Copenhagen, Denmark
Onsite/Online

ESTRO 2022

Session Item

Saturday
May 07
16:55 - 17:55
Poster Station 1
07: Imaging & AI techniques
Stephanie Tanadini-Lang, Switzerland
1590
Poster Discussion
Physics
A comparison of multiple deep learning-based auto-segmentation systems for head and neck cancer
Simon Temple, United Kingdom
PD-0313

Abstract

A comparison of multiple deep learning-based auto-segmentation systems for head and neck cancer
Authors:

Simon Temple1

1The Clatterbridge Cancer Centre, Medical Physics, Liverpool, United Kingdom

Show Affiliations
Purpose or Objective

Commercial software can be used to automatically delineate OARs with the potential for significant efficiency savings in the radiotherapy treatment planning pathway and simultaneous reduction of inter- and intra-observer variability.

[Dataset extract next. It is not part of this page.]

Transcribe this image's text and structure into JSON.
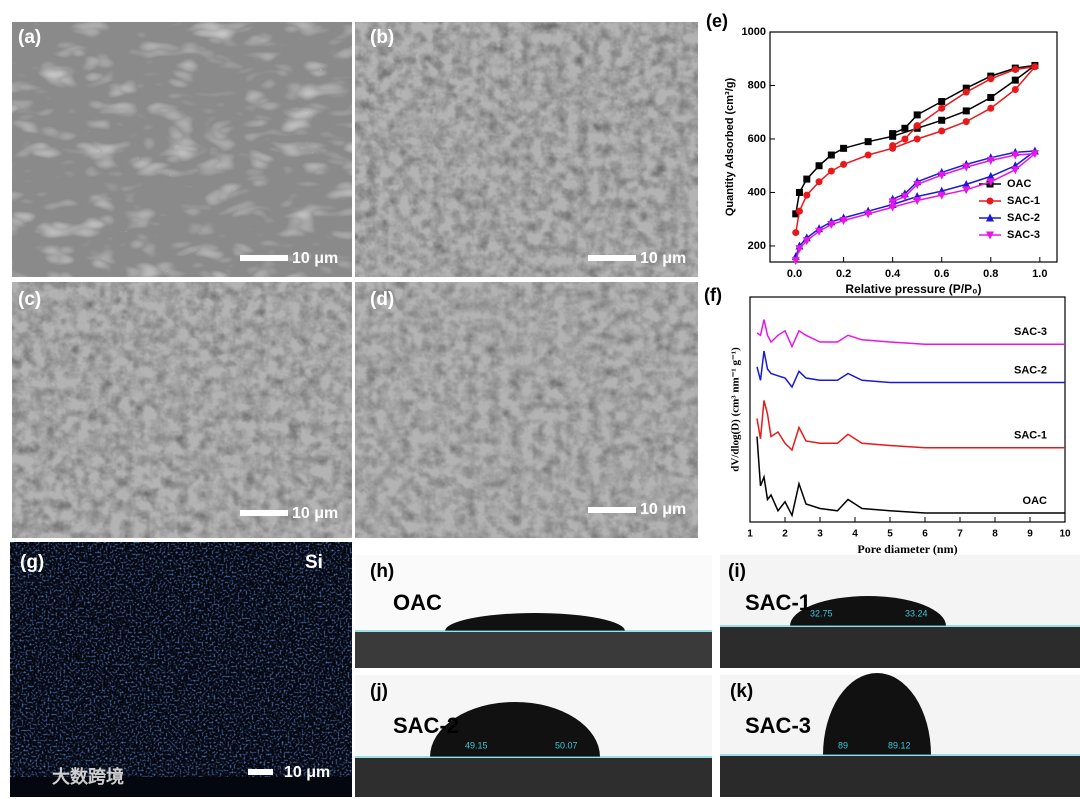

Vendors of commercial systems often claim superiority of their own system in comparison to competitor systems. To date there has been limited research comparing multiple systems using multiple comparison metrics and a common patient cohort. This has been addressed in this study.

Material and Methods

Four different deep learning-based auto-segmentation systems, which had been independently developed for commercial use, were used to create five commonly used head and neck (H&N) OARs (brainstem, spinal cord, mandible, left and right parotid), for 30 H&N patient datasets. All systems were running their latest available software version at the time of study (June 2021 – Sep 2021).

The resulting auto-segmented contours were compared to ‘gold standard’ clinical contours, created by Consultant Clinical Oncologists at our centre. All data used originated from patients entered into the PATHOS clinical trial. The associated trial protocol includes clear anatomical guidelines for OAR delineation and, in addition, trial entry involved pre-trial OAR outlining Quality Assurance, which all Oncologists were required to undertake. A sample of patient data was retrospectively reviewed during the trial, to provide further assurance around the quality of contours used.

Standard similarity metrics of 3D Dice Similarity Coefficient (DSC) and Added Path Length (APL) were utilised for the study.

Results

Table 1 contains mean and one standard deviation data for both metrics, for all OARs and all systems tested. Values obtained for both 3D DSC and APL correlate well with other recent published studies.

Performance differences between the four systems were statistically insignificant for both 3D DSC and APL metrics.


Conclusion

Comparable levels of performance were observed between all four systems. This indicates that deep learning-based auto-segmentation products are developing at a similar pace in terms of the quality of contours produced.

It is therefore likely to be more beneficial to consider other factors such as cost and range of contours offered when considering the evaluation of such a system for clinical use.